How many times in the last quarter have you heard the phrase, we need to get back to the basics? It is almost always uttered in the context of the current economic downturn and a company's need to return to its core competencies. This begs the question: Is IT one of your company's core business competencies. I would argue that IT is purely a business enabler, not a core competency for most businesses.
Nicholas Carr, Harvard Business Review's Editor-at-Large, had it right when he released his highly controversial article (and then book) proclaiming IT doesn't matter. In the article he draws parallels between technology and the railroads. Both have reshaped industries and economies. Both have opened doors of opportunity for forward-looking companies in the nascent phase of rollout. However, both are now commodities and therefore do not offer sustained competitive advantage.
Because IT is a commodity input, firms need to change their attention from IT as a competitive differentiator to one of IT as cost containment, process improvement, and access, network and data security.
Without an IT environment, firms can't compete. Without maintaining and keeping the infrastructure current, the disadvantages increase exponentially due to the advantages competing firms gain through the implementation of new technologies. Most recently social media, collaboration and unified communications are just a few examples where early adopters have clearly gained rapid advantages over the laggards.

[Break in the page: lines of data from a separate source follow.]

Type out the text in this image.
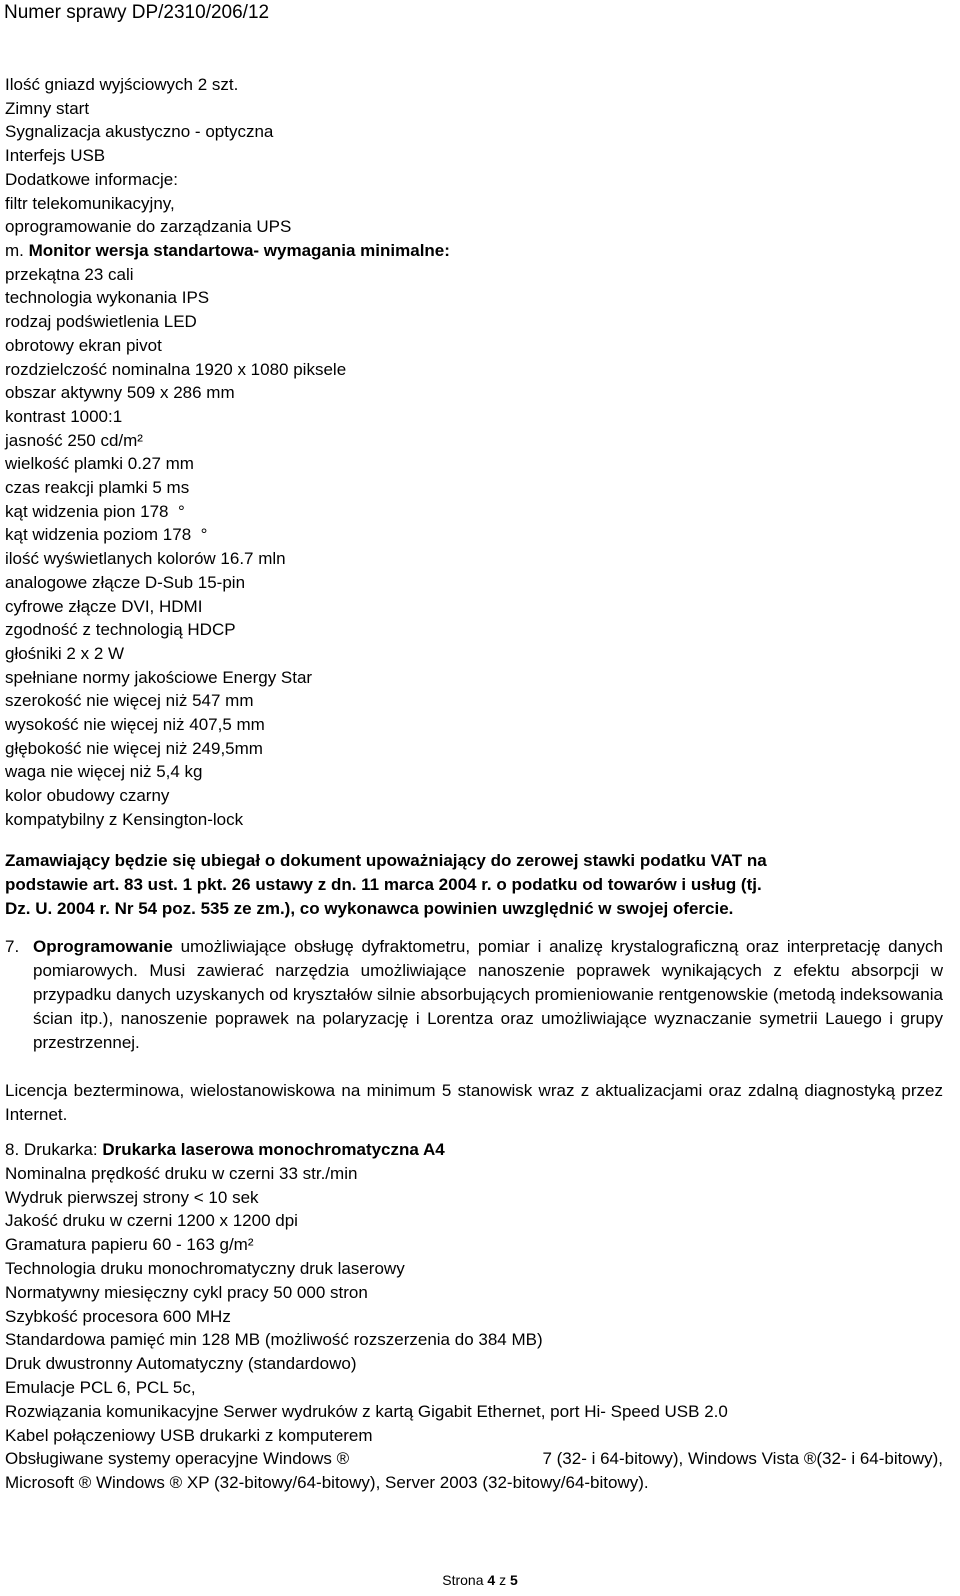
Numer sprawy DP/2310/206/12
Ilość gniazd wyjściowych 2 szt.
Zimny start
Sygnalizacja akustyczno - optyczna
Interfejs USB
Dodatkowe informacje:
filtr telekomunikacyjny,
oprogramowanie do zarządzania UPS
m. Monitor wersja standartowa- wymagania minimalne:
przekątna 23 cali
technologia wykonania IPS
rodzaj podświetlenia LED
obrotowy ekran pivot
rozdzielczość nominalna 1920 x 1080 piksele
obszar aktywny 509 x 286 mm
kontrast 1000:1
jasność 250 cd/m²
wielkość plamki 0.27 mm
czas reakcji plamki 5 ms
kąt widzenia pion 178 °
kąt widzenia poziom 178 °
ilość wyświetlanych kolorów 16.7 mln
analogowe złącze D-Sub 15-pin
cyfrowe złącze DVI, HDMI
zgodność z technologią HDCP
głośniki 2 x 2 W
spełniane normy jakościowe Energy Star
szerokość nie więcej niż 547 mm
wysokość nie więcej niż 407,5 mm
głębokość nie więcej niż 249,5mm
waga nie więcej niż 5,4 kg
kolor obudowy czarny
kompatybilny z Kensington-lock
Zamawiający będzie się ubiegał o dokument upoważniający do zerowej stawki podatku VAT na
podstawie art. 83 ust. 1 pkt. 26 ustawy z dn. 11 marca 2004 r. o podatku od towarów i usług (tj.
Dz. U. 2004 r. Nr 54 poz. 535 ze zm.), co wykonawca powinien uwzględnić w swojej ofercie.
7. Oprogramowanie umożliwiające obsługę dyfraktometru, pomiar i analizę krystalograficzną oraz interpretację danych pomiarowych. Musi zawierać narzędzia umożliwiające nanoszenie poprawek wynikających z efektu absorpcji w przypadku danych uzyskanych od kryształów silnie absorbujących promieniowanie rentgenowskie (metodą indeksowania ścian itp.), nanoszenie poprawek na polaryzację i Lorentza oraz umożliwiające wyznaczanie symetrii Lauego i grupy przestrzennej.
Licencja bezterminowa, wielostanowiskowa na minimum 5 stanowisk wraz z aktualizacjami oraz zdalną diagnostyką przez Internet.
8. Drukarka: Drukarka laserowa monochromatyczna A4
Nominalna prędkość druku w czerni 33 str./min
Wydruk pierwszej strony < 10 sek
Jakość druku w czerni 1200 x 1200 dpi
Gramatura papieru 60 - 163 g/m²
Technologia druku monochromatyczny druk laserowy
Normatywny miesięczny cykl pracy 50 000 stron
Szybkość procesora 600 MHz
Standardowa pamięć min 128 MB (możliwość rozszerzenia do 384 MB)
Druk dwustronny Automatyczny (standardowo)
Emulacje PCL 6, PCL 5c,
Rozwiązania komunikacyjne Serwer wydruków z kartą Gigabit Ethernet, port Hi- Speed USB 2.0
Kabel połączeniowy USB drukarki z komputerem
Obsługiwane systemy operacyjne Windows ®	7 (32- i 64-bitowy), Windows Vista ®(32- i 64-bitowy),
Microsoft ® Windows ® XP (32-bitowy/64-bitowy), Server 2003 (32-bitowy/64-bitowy).
Strona 4 z 5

Where am I going with this?
Look closely at the most recent technologies that offer competitive advantages. The common thread is that each one is an application or suite of applications. The business advantages of technology no longer rest with the physical infrastructure. In fact, the physical infrastructure has moved from desktops to laptops to smart phones and mobile devices.
Why do businesses need to build, manage and maintain a physical environment? The expenses associated with each and every company having its own IT environment are astronomical. Factor in security, regulatory compliance, integration efforts, cutovers and the day-to-day care of the environment and the dollars spent are staggering. Could there be a greater waste of money? I don't think so.
If the advantages of IT are in the applications, and users are accessing the applications from a plethora of devices, the logical cost containment for IT would be to shed the physical environment and move the applications into the cloud. Cloud computing and SaaS offers users the ability to work anytime, anywhere. It also removes the day-to-day costs associated with building and maintaining a physical IT environment.